I was young, but in my 20's. I wasn't married ....yet, but I was engaged. I had a job..... but it wasn't what I wanted to go do with my life. My children were all a surprise from Karma.... all except Junior. HHH and I planned him. Still, I do not know a single time in my entire life when I did not want my kids. Not a single one. Not when I was in the midst of my divorce from the Ex, not when Morgan became desperately ill and was later diagnosed with diabetes, not when my Ex and his Mom and Dad decided it would be fun to call DCS on me at least once a week to the point that DCS said they would bring them up on charges if they did it again without cause, and not when we were homeless, poor, and hungry. I have always wanted my children. ALWAYS!
Now, it seems, Nebraska has a law in place that says anyone can give their children up, as long as they are under the age of 18, at any safe haven designate shelter, like a church, hospital, police station, or fire station. If you are tired of your kids, can't deal with what it takes to be a parent, and really want to be free.....heck just take a drive through America's heartland and dump your kids off in The Husker State! That's what one Georgia mother just did. http://tinyurl.com/5f65dy She drove from Smyrna, Georgia with her 12 year old son and dropped him off at a Lincoln, Nebraska hospital. Just took him for a 1000 mile drive and dumped him. How do you do that? I have no idea. I cannot wrap my mind around it. Even at my most frustrated and frazzled, I haven't wanted to get rid of my children. What do you tell a kid as you're making that drive?
"Well son, it's been a hard 12 years, and you're OK and all, but Dad and I are really wanting to have some alone time, and you're just getting in the way. So, I am going to drop you off over here in Nebraska, and if our plans change, we'll come look you up, OK?"
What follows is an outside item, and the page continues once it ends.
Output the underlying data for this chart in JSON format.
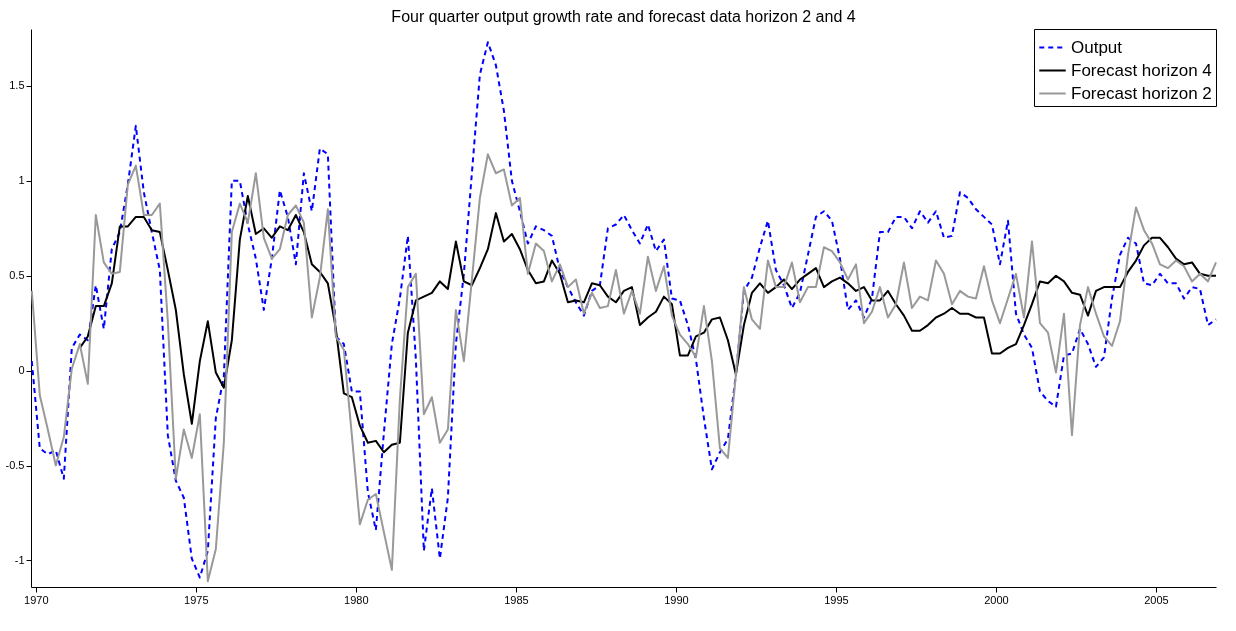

What does that do to a child's psyche? How does that affect them for the rest of their lives? Can they even recover from hurt like that? How much therapy does it take to make someone not feel like they were thrown out like a piece of garbage? A whole damn lot I say. Those parents......wait, I'm not going to say it. There may be something horrible happening at home that made these people do this, but dammit man..... I was freakin' HOMELESS and I found a way to keep everyone together.
I feel sorry for these kids..... but a part of me is glad Nebraska had this problem with their law. What would have become of these kids if there was no where for them to go?
The world is frightening..... and it isn't even Halloween yet.